Plus tôt ce mois-ci, la chaîne publique Kan a diffusé un enregistrement du chef de la Division juive du Shin Bet, dans lequel on l’entend dire à Avishai Mualem — un officier supérieur de la police en Cisjordanie, soupçonné d’avoir fermé les yeux sur des attaques d’extrémistes juifs pour s’attirer les faveurs de Ben Gvir — que de jeunes habitants d’implantations radicalisés avaient été arrêtés et détenus sans preuve, les qualifiant au passage de « schmocks » (« crétins » en yiddish).
La semaine dernière, Netanyahu a diffusé un autre enregistrement dans lequel Mualem déclare au responsable du Shin Bet que « vous n’avez rien contre [le suspect] ».

Mualem a été arrêté en janvier, soupçonné d’abus d’autorité et d’entrave à une enquête pour corruption et autres délits.
S’adressant aux représentants des forces de l’ordre lors de l’audience, Rothman a reproché aux représentants des forces de l’ordre d’avoir « raté l’occasion de venir avec des chiffres et des données pour réfuter les accusations d’application sélective de la loi ».
« Vous ne convainquez personne ; au contraire, vous renforcez le sentiment que vous agissez de manière inappropriée », a-t-il déclaré.

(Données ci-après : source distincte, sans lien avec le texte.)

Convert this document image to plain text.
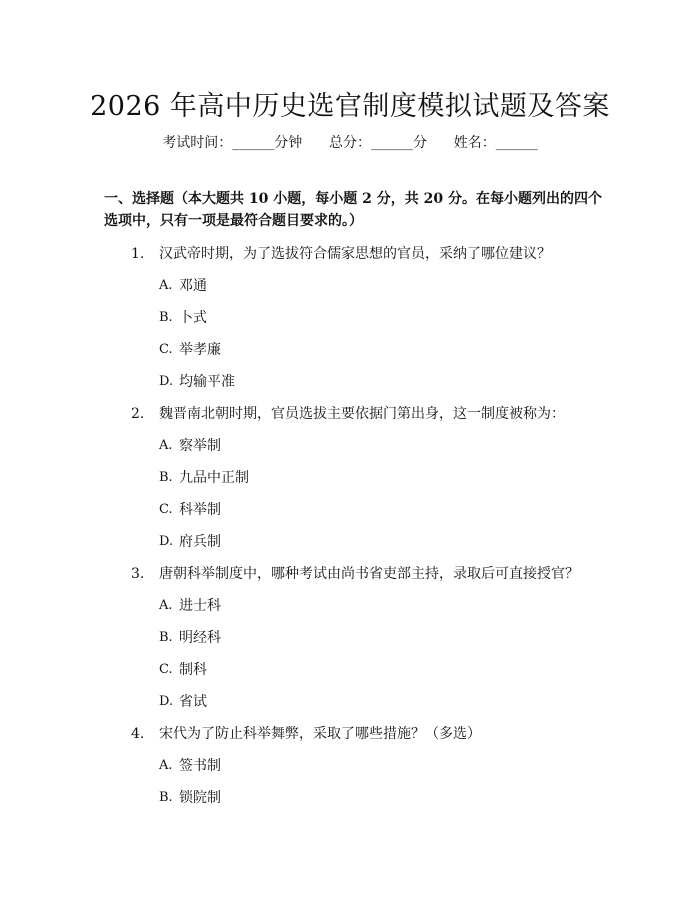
2026 年高中历史选官制度模拟试题及答案
考试时间：______分钟      总分：______分      姓名：______
一、选择题（本大题共 10 小题，每小题 2 分，共 20 分。在每小题列出的四个选项中，只有一项是最符合题目要求的。）
1. 汉武帝时期，为了选拔符合儒家思想的官员，采纳了哪位建议？
A. 邓通
B. 卜式
C. 举孝廉
D. 均输平准
2. 魏晋南北朝时期，官员选拔主要依据门第出身，这一制度被称为：
A. 察举制
B. 九品中正制
C. 科举制
D. 府兵制
3. 唐朝科举制度中，哪种考试由尚书省吏部主持，录取后可直接授官？
A. 进士科
B. 明经科
C. 制科
D. 省试
4. 宋代为了防止科举舞弊，采取了哪些措施？（多选）
A. 签书制
B. 锁院制
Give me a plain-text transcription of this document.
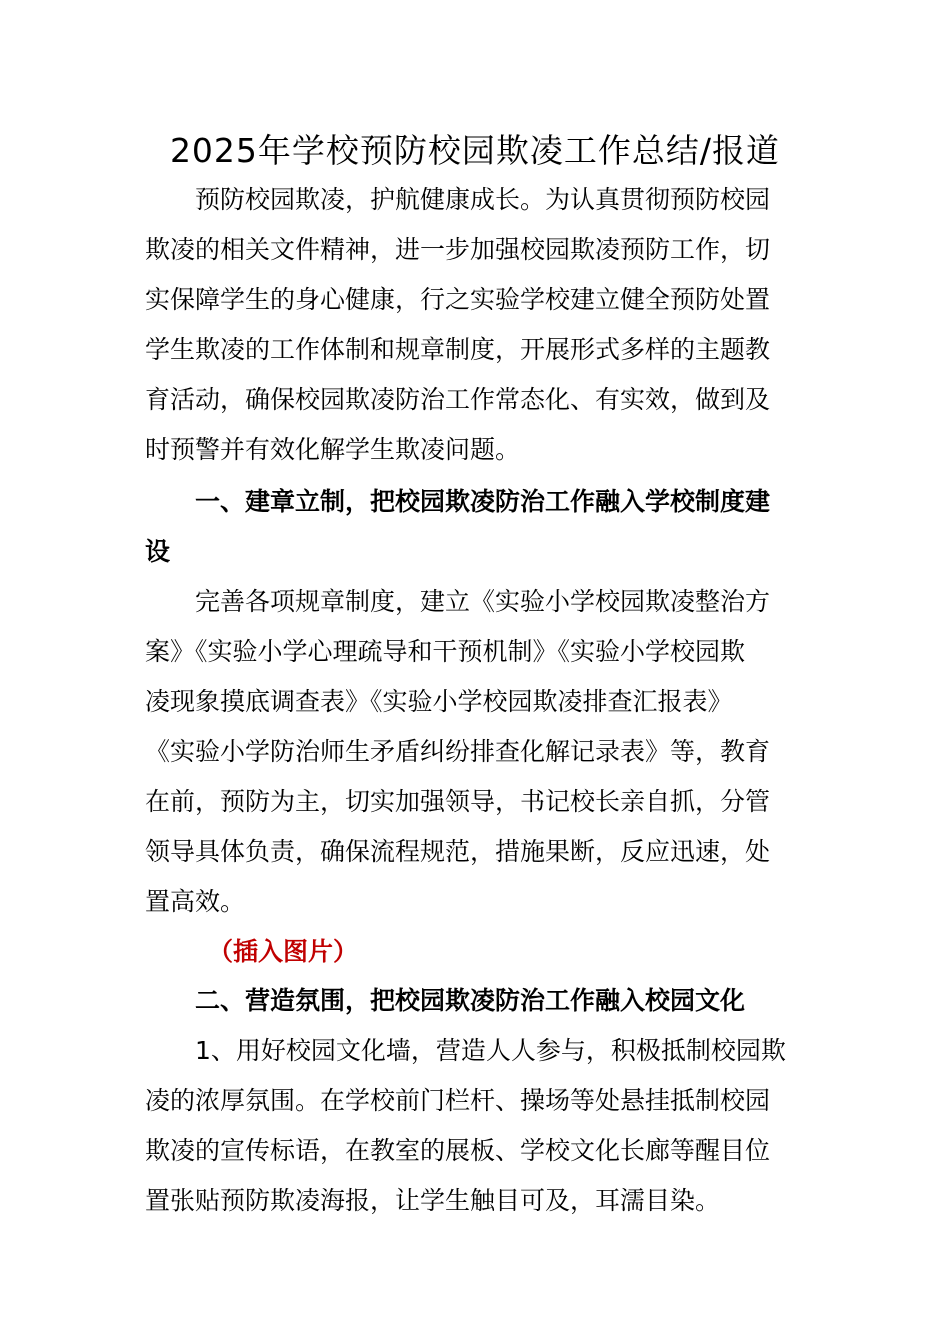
2025年学校预防校园欺凌工作总结/报道
预防校园欺凌，护航健康成长。为认真贯彻预防校园
欺凌的相关文件精神，进一步加强校园欺凌预防工作，切
实保障学生的身心健康，行之实验学校建立健全预防处置
学生欺凌的工作体制和规章制度，开展形式多样的主题教
育活动，确保校园欺凌防治工作常态化、有实效，做到及
时预警并有效化解学生欺凌问题。
一、建章立制，把校园欺凌防治工作融入学校制度建
设
完善各项规章制度，建立《实验小学校园欺凌整治方
案》《实验小学心理疏导和干预机制》《实验小学校园欺
凌现象摸底调查表》《实验小学校园欺凌排查汇报表》
《实验小学防治师生矛盾纠纷排查化解记录表》等，教育
在前，预防为主，切实加强领导，书记校长亲自抓，分管
领导具体负责，确保流程规范，措施果断，反应迅速，处
置高效。
（插入图片）
二、营造氛围，把校园欺凌防治工作融入校园文化
1、用好校园文化墙，营造人人参与，积极抵制校园欺
凌的浓厚氛围。在学校前门栏杆、操场等处悬挂抵制校园
欺凌的宣传标语，在教室的展板、学校文化长廊等醒目位
置张贴预防欺凌海报，让学生触目可及，耳濡目染。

« Violation du droit des députés »
La réunion de dimanche s’est tendue à plusieurs reprises. Après avoir été expulsée, comme d’autres députés d’opposition, la députée Pnina Tamano-Shata (HaMahane HaMamlahti) a dénoncé ce qu’elle a qualifié de « violation du droit des députés à s’exprimer, de réduction au silence et d’expulsion massive de députés de l’opposition ».
Elle a qualifié ces événements de « nouveau seuil d’abaissement » pour Rothman, sur fond de débat déjà « cynique » sur l’application sélective de la loi.

« Rothman nuit non seulement aux députés, mais aussi au droit de la population d’être entendue par l’intermédiaire de ses représentants élus », a-t-elle accusé, au milieu d’une vague de critiques émanant des parlementaires de l’opposition.
Parmi les députés expulsés au cours du débat figurait également Elazar Stern, du parti Yesh Atid, qui a crié « honte » à l’adresse de Rothman alors qu’il était escorté hors de la salle.